3. Mixed Precision Training

from torch.cuda.amp import autocast, GradScaler

scaler = GradScaler()

with autocast():
    loss = compute_loss(...)

scaler.scale(loss).backward()
scaler.step(optimizer)
scaler.update()

Effect: Faster training, lower memory usage

4. Monitoring

Key metrics to track:

  • Training loss (should decrease steadily)
  • Sample quality (visual inspection or FID)
  • Gradient norms (should be stable)

Best practice: Generate samples every N epochs to monitor quality


Common Issues

Issue 1: Model Predicts Constant Noise

Symptom: Generated samples are pure noise Cause: Model hasn't learned the score function Solution:

  • Train longer
  • Check learning rate (may be too high or too low)
  • Verify data preprocessing

Issue 2: Mode Collapse

Symptom: Model generates similar samples Cause: Insufficient model capacity or training Solution:

  • Increase model size
  • Train longer
  • Use classifier-free guidance

Issue 3: Slow Convergence

Symptom: Loss decreases very slowly Cause: Poor hyperparameters or architecture Solution:

  • Increase learning rate
  • Use cosine schedule instead of linear
  • Add more layers or hidden dimensions

Summary

Key training decisions:

  1. Loss: Use simple MSE on noise prediction
  2. Architecture: U-Net for images, MLP for tabular, DiT for sequences
  3. Time conditioning: Sinusoidal embeddings with AdaGN/concatenation
  4. Conditioning: Concatenation for simple, cross-attention for complex
  5. Hyperparameters: Cosine schedule, \(T=1000\), lr=\(10^{-4}\)
  6. Training tips: Use EMA, gradient clipping, mixed precision

Best practices:

  • Start with simple loss and standard architecture
  • Use cosine schedule for better quality
  • Monitor sample quality during training
  • Use EMA for final model

  • DDPM Foundations — Mathematical theory
  • DDPM Sampling — Sampling algorithms
  • DDPM Basics Notebook: notebooks/diffusion/01_ddpm/01_ddpm_basics.ipynb
  • SDE View — Continuous-time perspective

References

  1. Ho, J., Jain, A., & Abbeel, P. (2020).

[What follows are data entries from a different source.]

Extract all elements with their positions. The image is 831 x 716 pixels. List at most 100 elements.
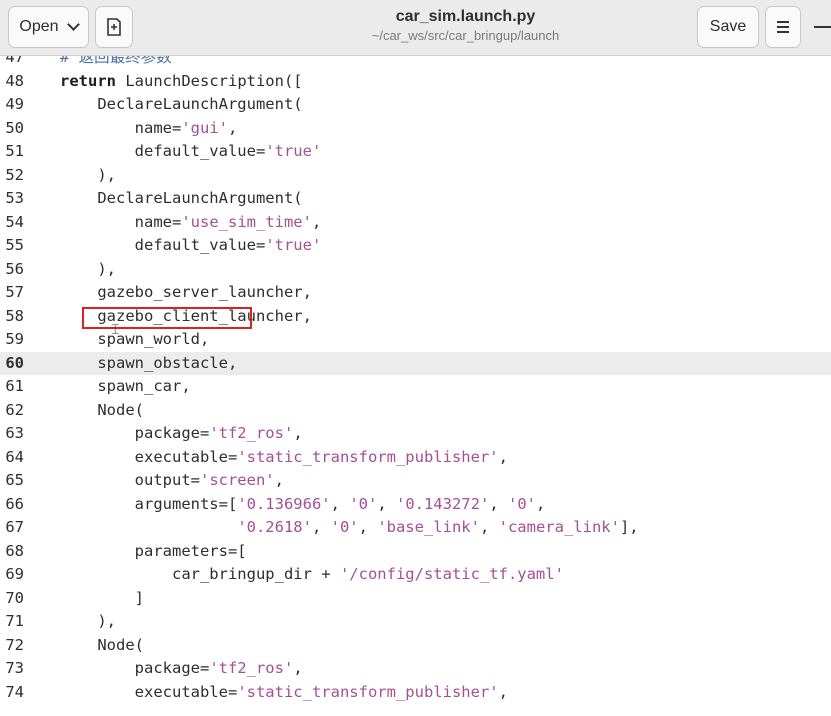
code-text: name='use_sim_time', — [60, 211, 322, 235]
line-number: 65 — [5, 471, 24, 489]
code-line[interactable]: 51 default_value='true' — [0, 140, 831, 164]
code-line[interactable]: 56 ), — [0, 258, 831, 282]
code-line[interactable]: 53 DeclareLaunchArgument( — [0, 187, 831, 211]
code-line[interactable]: 71 ), — [0, 610, 831, 634]
chevron-down-icon — [66, 18, 80, 31]
code-token: 'camera_link' — [498, 518, 620, 536]
code-token: arguments=[ — [60, 494, 238, 513]
code-token: , — [330, 494, 350, 513]
code-token: output= — [60, 471, 200, 489]
window-title-area: car_sim.launch.py ~/car_ws/src/car_bring… — [300, 7, 631, 45]
code-text: Node( — [60, 634, 144, 658]
code-token: ), — [60, 612, 116, 630]
code-token: name= — [60, 118, 182, 137]
code-token: , — [293, 659, 303, 677]
code-token: 'use_sim_time' — [181, 212, 312, 231]
code-text: Node( — [60, 399, 144, 423]
code-token: , — [274, 471, 284, 489]
code-line[interactable]: 59 spawn_world, — [0, 328, 831, 352]
code-editor[interactable]: 47 # 返回最终参数 48 return LaunchDescription([49… — [0, 56, 831, 716]
code-token: DeclareLaunchArgument( — [60, 189, 303, 207]
line-number: 67 — [5, 518, 24, 536]
code-line[interactable]: 61 spawn_car, — [0, 375, 831, 399]
code-token: gazebo_server_launcher, — [60, 283, 312, 301]
code-text: default_value='true' — [60, 140, 322, 164]
code-line[interactable]: 47 # 返回最终参数 — [0, 56, 831, 70]
code-line[interactable]: 50 name='gui', — [0, 117, 831, 141]
code-text: executable='static_transform_publisher', — [60, 446, 508, 470]
code-token: default_value= — [60, 236, 266, 254]
code-line[interactable]: 67 '0.2618', '0', 'base_link', 'camera_l… — [0, 516, 831, 540]
code-line[interactable]: 62 Node( — [0, 399, 831, 423]
code-text: package='tf2_ros', — [60, 422, 303, 446]
code-token: default_value= — [60, 142, 266, 160]
code-line[interactable]: 68 parameters=[ — [0, 540, 831, 564]
red-highlight-annotation — [82, 307, 252, 329]
code-token: '0.136966' — [237, 494, 331, 513]
code-line[interactable]: 72 Node( — [0, 634, 831, 658]
code-line[interactable]: 49 DeclareLaunchArgument( — [0, 93, 831, 117]
code-token: car_bringup_dir + — [60, 565, 340, 583]
code-text: parameters=[ — [60, 540, 247, 564]
minimize-icon[interactable] — [814, 26, 831, 28]
code-token: '0' — [349, 494, 378, 513]
code-line[interactable]: 60 spawn_obstacle, — [0, 351, 831, 375]
code-line[interactable]: 63 package='tf2_ros', — [0, 422, 831, 446]
code-line[interactable]: 65 output='screen', — [0, 469, 831, 493]
code-token: 'screen' — [199, 471, 275, 489]
code-token: ), — [60, 259, 116, 278]
code-token: 'base_link' — [377, 518, 480, 536]
line-number: 47 — [5, 56, 24, 66]
code-text: car_bringup_dir + '/config/static_tf.yam… — [60, 563, 564, 587]
code-token: 'gui' — [181, 118, 228, 137]
code-line[interactable]: 48 return LaunchDescription([ — [0, 70, 831, 94]
code-token: return — [60, 71, 116, 90]
line-number: 57 — [5, 283, 24, 301]
code-token: Node( — [60, 635, 144, 654]
code-text: default_value='true' — [60, 234, 322, 258]
code-token: '0' — [507, 494, 536, 513]
code-token: 返回最终参数 — [78, 56, 172, 66]
line-number: 69 — [5, 565, 24, 583]
code-token: executable= — [60, 682, 238, 701]
code-line[interactable]: 70 ] — [0, 587, 831, 611]
main-menu-button[interactable] — [765, 6, 801, 48]
code-line[interactable]: 74 executable='static_transform_publishe… — [0, 681, 831, 705]
code-token: # — [60, 56, 79, 66]
code-token: , — [311, 212, 322, 231]
line-number: 71 — [5, 612, 24, 630]
document-title: car_sim.launch.py — [395, 8, 536, 25]
code-text: DeclareLaunchArgument( — [60, 187, 303, 211]
code-token: package= — [60, 424, 210, 442]
open-button-label: Open — [19, 18, 59, 35]
line-number: 72 — [5, 635, 24, 654]
code-token: , — [498, 682, 508, 701]
code-token: parameters=[ — [60, 541, 247, 560]
open-button[interactable]: Open — [8, 6, 89, 48]
code-token: LaunchDescription([ — [116, 71, 303, 90]
code-line[interactable]: 64 executable='static_transform_publishe… — [0, 446, 831, 470]
code-text: ), — [60, 610, 116, 634]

Denoising Diffusion Probabilistic Models. NeurIPS.
  2. Nichol, A., & Dhariwal, P. (2021). Improved Denoising Diffusion Probabilistic Models. ICML.
  3. Dhariwal, P., & Nichol, A. (2021). Diffusion Models Beat GANs on Image Synthesis. NeurIPS.
  4. Ho, J., & Salimans, T. (2022). Classifier-Free Diffusion Guidance. NeurIPS Workshop.
  5. Peebles, W., & Xie, S. (2023). Scalable Diffusion Models with Transformers. ICCV.